If AMT is disabled, it needs to be enabled in the BIOS. A BIOS update from the vendor may provide you a remote way to enable AMT, by using Software Delivery for example. If it is all enabled, next check the provisioning status. Provision as necessary.

 

 

 

 

Authentication Issues

As with RTSM, Task Server uses the same basic authentication method when executing against a computer. Task Server also includes another option to add additional credentials to the execution to be used when contacting the protocol, which is AMT in this case.

 

 

 

Authentication Methods

Since RTCI controls the authentication, much of the same method is used whether the execution of an AMT command is issues from the Real-Time console or from Task Server, however there are some differences.

 

Runtime Profile - The Runtime profile contains he following information:

 

 

  • All known good credentials used to connect via RTSM to a system

  • The Intel SCS AMT password sent to systems when provisioning occurs

  • Previously successfully used credentials from past RTSM sessions

  • Previously successfully used credentials from a Task that succeeded

 

User-defined Profiles - Profiles can be created that specifically provide credentials for the four types of technologies:

 

  • WMI digest or Domain account

  • AMT digest or Kerberos-authenticated user

  • ASF digest or Domain account

  • SNMP community strings

 

Task-specified Credentials - When a user setups up a job or task, the user can specify specific credentials to be used when executing AMT-related functions through the profile interface.
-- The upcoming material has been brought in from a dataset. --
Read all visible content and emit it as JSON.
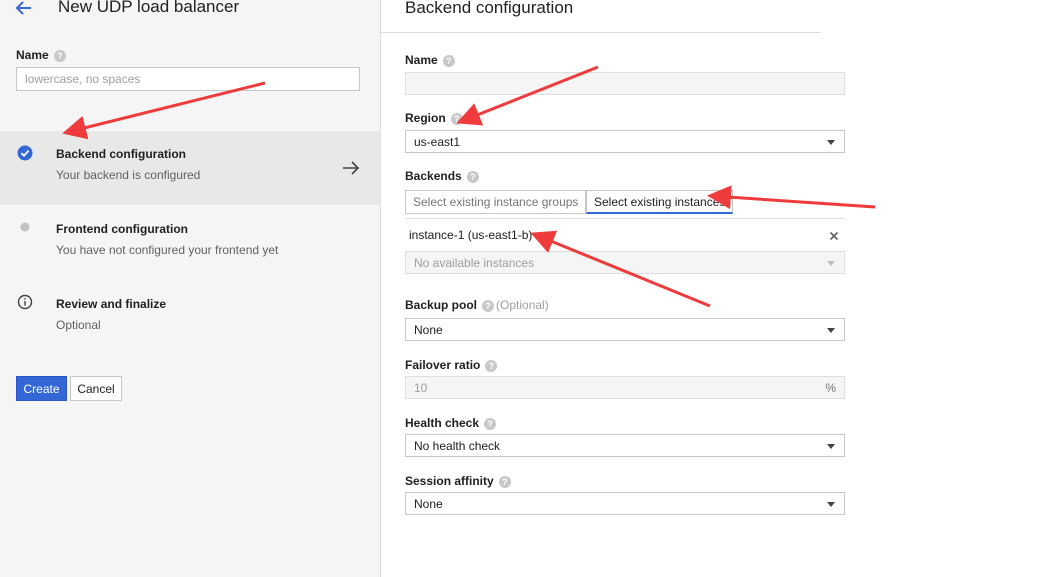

This option is per job or task, and applies to all AMT functions invoked during the job or task. The Interface allows this as shown in the following screenshot:

 

 

 

 

 

Authentication Troubleshooting

The following method will help identify issues and offer ways to work-around and solutions. These have been compiled through experience when troubleshooting issues with failed authentication with Task Server.

 

  1. First, how do you determine if your task or job is failing due to authentication? Use the previous section under Introduction labeled ‘Determining Cause of Failure'.

  2. In the Altiris Console browse to View > Solutions > Real-Time Console Infrastructure > Configuration > select Manage Credentials Profiles, or in the Task click the ‘Run Now', and on the subsequent page click on the pencil icon next to the credential profile being used.

  3. Where does the green checkmark fall? This is the default profile that will be used when connecting via a Task Server task.

  4. Create a new profile by clicking the blue + on the icon bar in the right-hand pane.

  5. Under the Intel® AMT tab check the box ‘Enable this technology in the profile'.

  6. Supply the admin user credentials set when the managed vPro systems were provisioned.

  7. Under the WMI tab also check the box as above and provide a user that has admin privileges to the target system.

  8. Give the profile a name and then save it.

  9. Back at the main screen check the box under the ‘Default' column until the green check-mark uses your new Profile, or if you are in a job interface select the profile to be used for the run. Note that this does not require you to make it the default profile, allowing another profile to remain the default credentials.

  10. Run the task or job to see if the authentication failure has been resolved.

  11. If it is not, try rerunning with the Runtime Profile. This contains all known good authentication attempts to the system from either Task Server or RTSM.

  12. In one case we supplied only AMT credentials in the Profile which allowed it to authenticate to AMT while a multiple protocol authentication profile failed. If your Task or Job does not contain any of the other protocols, this is recommended.

 

Conclusion

This concludes the Troubleshooting article series for the Altiris Manageability Toolkit for Intel vPro Technology, version 6. While this doesn't cover all issues, it should resolve most of the common issues we've seen.